A fan of the Iranian regime (such as here, here, here, and here), Palmer then uncorked her hot takes, trashing the murdered former world leader as “[a] polarizing figure...a right-wing nationalist and conservative and a fierce supporter of Japan's military.”

Ignoring Abe’s ties to Presidents Biden and Obama, Palmer framed him as a Trumper:

Houck also whined that NPR referred to Abe in a tweet as "a divisive arch-conservarive," which he claimed is "reminding many of why they should be defunded." Aside from the weak retort about Abe's "ties to Presidents Biden and Obama," Houck did not dispute the accuracy of the description or why it was a "smear" to make an accurate statement -- he was simply angry that it was reported.

Nicholas Fondacaro further complained later that day, again attacking NPR and again playing whataboutism:

In the wake of the assassination of former conservative Japanese Prime Minister Shinzo Abe on Friday, elements of the liberal media made sure to get their kicks in as they slapped on nasty labels to show their disgust with his politics. This comes in contrast to their glowing words and emotional goodbyes to communist dictators and murderers, and Muslim terrorists.

The anti-Abe pronouncement getting a lot of attention on Friday was NPR’s now-deleted Tweet describing the recently murdered world leader as a “divisive arch-conservative.” In the replacement tweet, they still had the knives out as they smeared him as an “ultranationalist.”

And in the piece itself, international correspondent John Ruwitch used the “ultra-nationalist” [sic] label again and left kinder words to people like Indian Prime Minister Narendra Modi who said Abe was “a towering statesman, an outstanding leader, and a remarkable administrator."

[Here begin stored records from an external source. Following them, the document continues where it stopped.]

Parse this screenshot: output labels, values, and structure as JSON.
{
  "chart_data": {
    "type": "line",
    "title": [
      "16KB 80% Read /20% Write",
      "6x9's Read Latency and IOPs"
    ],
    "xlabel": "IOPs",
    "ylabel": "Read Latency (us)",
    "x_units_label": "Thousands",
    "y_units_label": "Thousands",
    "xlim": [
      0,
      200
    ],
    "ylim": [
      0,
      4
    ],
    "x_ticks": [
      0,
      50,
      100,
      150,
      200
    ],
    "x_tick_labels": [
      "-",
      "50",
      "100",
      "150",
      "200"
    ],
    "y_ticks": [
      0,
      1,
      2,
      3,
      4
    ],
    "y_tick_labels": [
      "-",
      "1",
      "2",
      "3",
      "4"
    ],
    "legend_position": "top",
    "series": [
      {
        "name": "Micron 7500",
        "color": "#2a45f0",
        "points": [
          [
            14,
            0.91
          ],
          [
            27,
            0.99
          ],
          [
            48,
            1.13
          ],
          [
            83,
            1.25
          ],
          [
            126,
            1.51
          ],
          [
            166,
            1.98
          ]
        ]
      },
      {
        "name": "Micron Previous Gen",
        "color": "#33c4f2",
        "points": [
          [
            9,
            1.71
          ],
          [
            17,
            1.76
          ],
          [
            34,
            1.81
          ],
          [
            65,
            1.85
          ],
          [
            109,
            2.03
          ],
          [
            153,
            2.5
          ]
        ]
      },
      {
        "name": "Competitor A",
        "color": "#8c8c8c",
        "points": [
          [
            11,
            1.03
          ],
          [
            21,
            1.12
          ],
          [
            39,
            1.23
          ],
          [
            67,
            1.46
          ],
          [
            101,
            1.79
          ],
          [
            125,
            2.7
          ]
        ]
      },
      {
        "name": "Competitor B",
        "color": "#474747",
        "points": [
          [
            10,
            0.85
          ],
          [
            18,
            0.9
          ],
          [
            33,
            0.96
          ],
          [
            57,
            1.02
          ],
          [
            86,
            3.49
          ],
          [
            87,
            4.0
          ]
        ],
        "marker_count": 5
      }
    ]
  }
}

Even in American politics, NPR couldn’t be bothered to cover the attempted assassination of U.S. Supreme Court Justice Kavanaugh. But in 2016, an NPR reporter described getting a kiss from the murderous communist Castro brothers of Cuba as the “blessing of the Holy Trinity.”

Fondacaro, like Houck, did not explain why that labeling of Abe isn't accurate or is "nasty."

Tim Graham brought this up in his July 8 podcast, again lashing out at NPR and following MRC practice by not explaining why the label is not accurate but iranting about the "notable lack of decency" anyway and demanding "diplomacy" and "sensitivity" in reporting, going on to whine: "I thought, oh, I don't know, Hideki Tojo was the ultranationalist, you know, the one who alighed with the Nazis. How can NPR be this tone-deaf?" He ranted that nobody uses the word "ultra" to label anyone on the left -- even though one need only to go back a couple weeks to the NewsBusters promotion for his own June 20 podcast to find him hyperbolically labeling Democratic Rep. Jamie Raskin as an "ultraliberal."He wined further:

If Fox News did this to some socialist prime minister, especially some socialist minister who had been shot dead, the people would all lose their liberal minds, because socialists  are wonderful people. Yeah, apparently Abe's sin was China no likey. Russia wasn't really a fan. So if you upset China and North Korea and Russia, well, you're controversial. Who's letting these commies define what's controversial?

Yes, he really said "China no likey." Seems a tad racist.

He went on to claim that Abe's attempt to revise Japan's post-World War II constitution to remove its pacifism was what made him divisve: "Notice, pacifists are never divisive" and to whine that some reporters didn't hate Cuba's Fidel Castro enough when he died and spewed more hate on NPR.